En utilisant les données recueillies au cours des quatre dernières décennies pour étudier les effets des changements de température et de la pluie sur la concentration atmosphérique de méthane, l’équipe de NTU Singapour a conclu que la Terre pourrait à la fois fournir plus et éliminer moins de méthane dans l’air qu’estimé précédemment, avec pour résultat que plus de chaleur est emprisonnée dans l’atmosphère.
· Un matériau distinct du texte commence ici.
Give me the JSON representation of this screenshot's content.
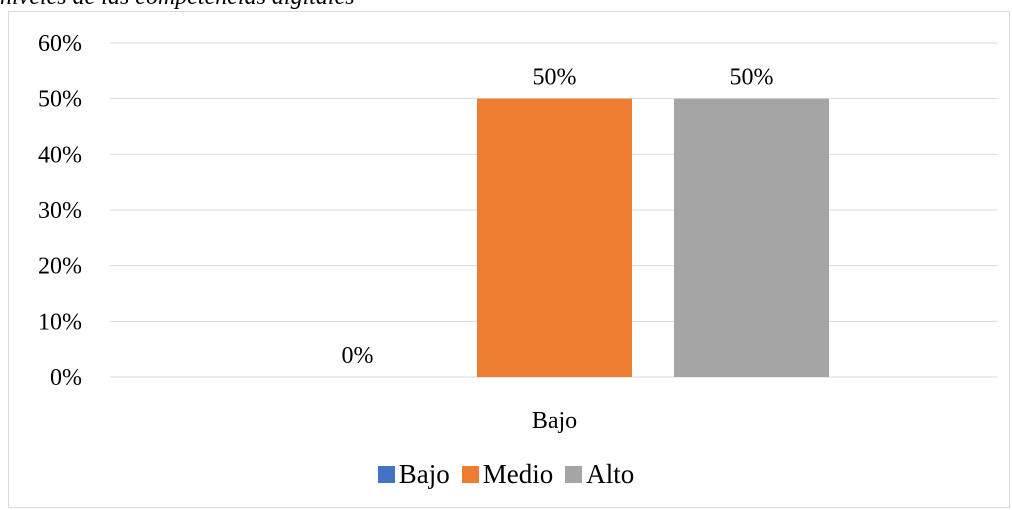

L’étude, publiée dans la revue scientifique Communication Nature le 23 juin, aborde la grande incertitude quant à l’impact du changement climatique sur le méthane atmosphérique. L’étude conclut que cet impact pourrait être quatre fois plus important que celui estimé dans le dernier rapport du Groupe d’experts intergouvernemental sur l’évolution du climat (GIEC).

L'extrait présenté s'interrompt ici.